Vernon County

Land & Water Conservation Department

 
Streambank Improvement

Erosion of streambanks presents an imminent threat to many recreational properties. Often this threat is realized via loss of large sections of property along outside bends of streams and rivers. In other instances, sediment resultant from erosion adversely affects a resident wild trout fishery by degrading spawning and invertebrate production habitat.

No two streams are alike, but many share certain problems and characteristics. For example, all streams are products of the land they drain, and their waters reflect streamside land management practices, good and poor. Much can be done to protect clean streams and restore damaged ones. Since most streams originate on private lands, their fate depends largely on wise management by streamside landowners.

Each year, millions of tons of fertile topsoil, washed from "disturbed" areas (freshly turned fields, over-grazed pasture, logged forest lands, roadways, trails, and construction sites) fill in and clog our streams. Even "undisturbed" forest lands or ungrazed pastures lose about 400 pounds per acre per year of rich topsoil.

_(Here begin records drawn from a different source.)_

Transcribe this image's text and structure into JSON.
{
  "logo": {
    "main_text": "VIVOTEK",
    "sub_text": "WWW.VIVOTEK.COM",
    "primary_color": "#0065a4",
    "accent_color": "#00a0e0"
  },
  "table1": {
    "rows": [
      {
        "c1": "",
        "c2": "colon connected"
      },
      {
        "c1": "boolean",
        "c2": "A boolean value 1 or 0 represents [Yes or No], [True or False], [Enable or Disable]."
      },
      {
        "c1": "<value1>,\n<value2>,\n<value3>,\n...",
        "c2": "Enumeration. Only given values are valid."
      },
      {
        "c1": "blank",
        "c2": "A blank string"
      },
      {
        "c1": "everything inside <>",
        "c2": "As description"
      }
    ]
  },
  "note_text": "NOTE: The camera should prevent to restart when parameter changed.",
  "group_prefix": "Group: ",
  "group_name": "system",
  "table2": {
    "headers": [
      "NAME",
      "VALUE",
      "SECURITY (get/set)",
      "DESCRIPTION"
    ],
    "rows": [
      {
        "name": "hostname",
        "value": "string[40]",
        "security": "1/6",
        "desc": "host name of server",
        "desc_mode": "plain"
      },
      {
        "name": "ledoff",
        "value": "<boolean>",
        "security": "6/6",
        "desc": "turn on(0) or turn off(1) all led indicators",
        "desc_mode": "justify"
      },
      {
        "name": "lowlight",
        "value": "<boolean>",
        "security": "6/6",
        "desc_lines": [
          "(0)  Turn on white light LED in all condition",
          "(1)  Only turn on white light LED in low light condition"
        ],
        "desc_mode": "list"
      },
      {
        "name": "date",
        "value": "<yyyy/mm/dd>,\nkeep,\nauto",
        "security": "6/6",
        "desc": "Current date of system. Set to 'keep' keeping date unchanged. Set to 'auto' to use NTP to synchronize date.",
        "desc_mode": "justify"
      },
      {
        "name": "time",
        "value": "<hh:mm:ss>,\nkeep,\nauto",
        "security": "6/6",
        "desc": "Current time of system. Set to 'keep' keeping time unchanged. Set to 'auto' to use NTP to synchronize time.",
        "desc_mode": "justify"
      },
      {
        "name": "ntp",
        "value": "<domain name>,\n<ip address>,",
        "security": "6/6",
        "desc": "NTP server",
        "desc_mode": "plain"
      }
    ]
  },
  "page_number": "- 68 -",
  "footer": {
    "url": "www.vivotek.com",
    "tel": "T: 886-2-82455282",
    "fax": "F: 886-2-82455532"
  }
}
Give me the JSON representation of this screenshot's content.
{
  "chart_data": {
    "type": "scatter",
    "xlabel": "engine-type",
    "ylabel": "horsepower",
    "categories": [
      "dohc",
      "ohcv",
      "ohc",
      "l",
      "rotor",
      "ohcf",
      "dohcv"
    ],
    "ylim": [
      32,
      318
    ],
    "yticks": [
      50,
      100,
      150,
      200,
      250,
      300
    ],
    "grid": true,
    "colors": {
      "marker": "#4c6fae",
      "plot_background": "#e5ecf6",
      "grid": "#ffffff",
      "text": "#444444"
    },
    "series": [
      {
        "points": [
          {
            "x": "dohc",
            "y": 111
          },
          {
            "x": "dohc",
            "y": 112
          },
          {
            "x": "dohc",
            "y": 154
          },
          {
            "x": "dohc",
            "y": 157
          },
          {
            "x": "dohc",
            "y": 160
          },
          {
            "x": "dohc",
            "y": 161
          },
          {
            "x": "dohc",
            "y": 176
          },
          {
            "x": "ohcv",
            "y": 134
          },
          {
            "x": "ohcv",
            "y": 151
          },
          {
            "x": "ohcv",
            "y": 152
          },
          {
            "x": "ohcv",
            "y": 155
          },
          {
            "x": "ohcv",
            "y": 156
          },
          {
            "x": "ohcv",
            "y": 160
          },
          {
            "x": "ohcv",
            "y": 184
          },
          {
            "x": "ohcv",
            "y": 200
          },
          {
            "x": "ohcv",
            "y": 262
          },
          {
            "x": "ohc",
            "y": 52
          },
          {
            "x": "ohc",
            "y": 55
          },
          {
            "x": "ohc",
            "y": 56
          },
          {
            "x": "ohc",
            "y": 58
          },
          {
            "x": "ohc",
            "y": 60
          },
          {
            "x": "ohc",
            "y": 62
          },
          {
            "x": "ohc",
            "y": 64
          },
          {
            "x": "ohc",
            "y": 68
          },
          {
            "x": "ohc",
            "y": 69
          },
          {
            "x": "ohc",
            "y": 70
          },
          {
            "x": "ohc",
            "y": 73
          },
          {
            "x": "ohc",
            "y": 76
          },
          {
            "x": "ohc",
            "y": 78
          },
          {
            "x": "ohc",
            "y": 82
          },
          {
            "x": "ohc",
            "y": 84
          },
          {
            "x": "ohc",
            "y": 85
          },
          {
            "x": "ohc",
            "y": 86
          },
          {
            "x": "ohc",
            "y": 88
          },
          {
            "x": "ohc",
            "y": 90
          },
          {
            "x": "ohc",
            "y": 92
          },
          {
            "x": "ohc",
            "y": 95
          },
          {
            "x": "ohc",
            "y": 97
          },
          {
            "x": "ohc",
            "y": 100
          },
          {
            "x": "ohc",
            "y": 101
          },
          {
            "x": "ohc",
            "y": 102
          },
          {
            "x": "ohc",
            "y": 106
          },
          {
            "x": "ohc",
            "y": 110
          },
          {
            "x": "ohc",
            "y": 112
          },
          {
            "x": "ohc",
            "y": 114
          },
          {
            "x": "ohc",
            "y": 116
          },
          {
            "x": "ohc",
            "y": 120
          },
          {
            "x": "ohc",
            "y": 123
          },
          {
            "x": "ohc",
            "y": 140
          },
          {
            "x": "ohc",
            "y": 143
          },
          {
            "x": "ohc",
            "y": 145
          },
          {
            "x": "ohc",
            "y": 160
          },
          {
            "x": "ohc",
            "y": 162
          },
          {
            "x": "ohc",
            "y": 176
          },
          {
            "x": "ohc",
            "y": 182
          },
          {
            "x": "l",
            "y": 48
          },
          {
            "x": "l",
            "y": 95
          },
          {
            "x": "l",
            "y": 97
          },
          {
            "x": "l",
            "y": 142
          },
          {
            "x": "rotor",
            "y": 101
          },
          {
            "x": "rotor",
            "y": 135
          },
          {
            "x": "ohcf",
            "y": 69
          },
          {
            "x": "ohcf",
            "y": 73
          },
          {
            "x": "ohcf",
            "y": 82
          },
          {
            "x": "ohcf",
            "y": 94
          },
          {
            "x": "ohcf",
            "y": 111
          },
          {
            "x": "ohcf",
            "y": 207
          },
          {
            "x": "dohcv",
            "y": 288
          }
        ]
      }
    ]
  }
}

No one wins when valuable topsoil is flushed into streams. We all pay higher water, sewage, and electricity bills, as well as higher taxes for bridge construction, road repairs, flood relief, flood control, and water treatment when sediments fill stream channels. Erosion of productive farm and forest lands contributes to the higher cost of food and lumber products.

As fine soil sediments drop to the stream bottom, they blanket spawning grounds, smother fish eggs, suffocate fish-food insects, bury oxygen-producing plants, and clog the gills of sportfish. Muddy waters block sunlight, reducing oxygen production and the ability of gamefish to see and capture prey. Soil sediments pave stream bottoms, filling in pools and riffles, and thereby reduce sportfish habitat.

Rock Rip rap with soil and seed cover

Rock riprap is the most common and effective way to stabilize eroding streambanks, especially at stream bends. Rock riprap is a lining or pile of natural stone placed along streambanks. Construction of riprap barriers is simple. A load of rocks is clumped over the streambank and sometimes rearranged by hand to avoid leaving large rocks jutting out into the stream channel that create counter currents (eddy currents) that cause washouts.

Keeping soil on the land and out of streams is one of the best ways to protect water quality and sportfish. It's much easier and cheaper to keep soil on the land than to remove it from streams. Some ways to control erosion include:

  1. protecting streambank plants;
  2. replanting muddy banks;
  3. practicing no-till and contour farming;
  4. using terraces, grassed waterways, and diversion ditches to reduce edge of field soil loss;
  5. preventing overgrazing;
  6. fencing livestock from streambanks; and
  7. building streambank protection structures.
Above, streambanks that have been stabilized and vegetated, and an in-stream weir installed.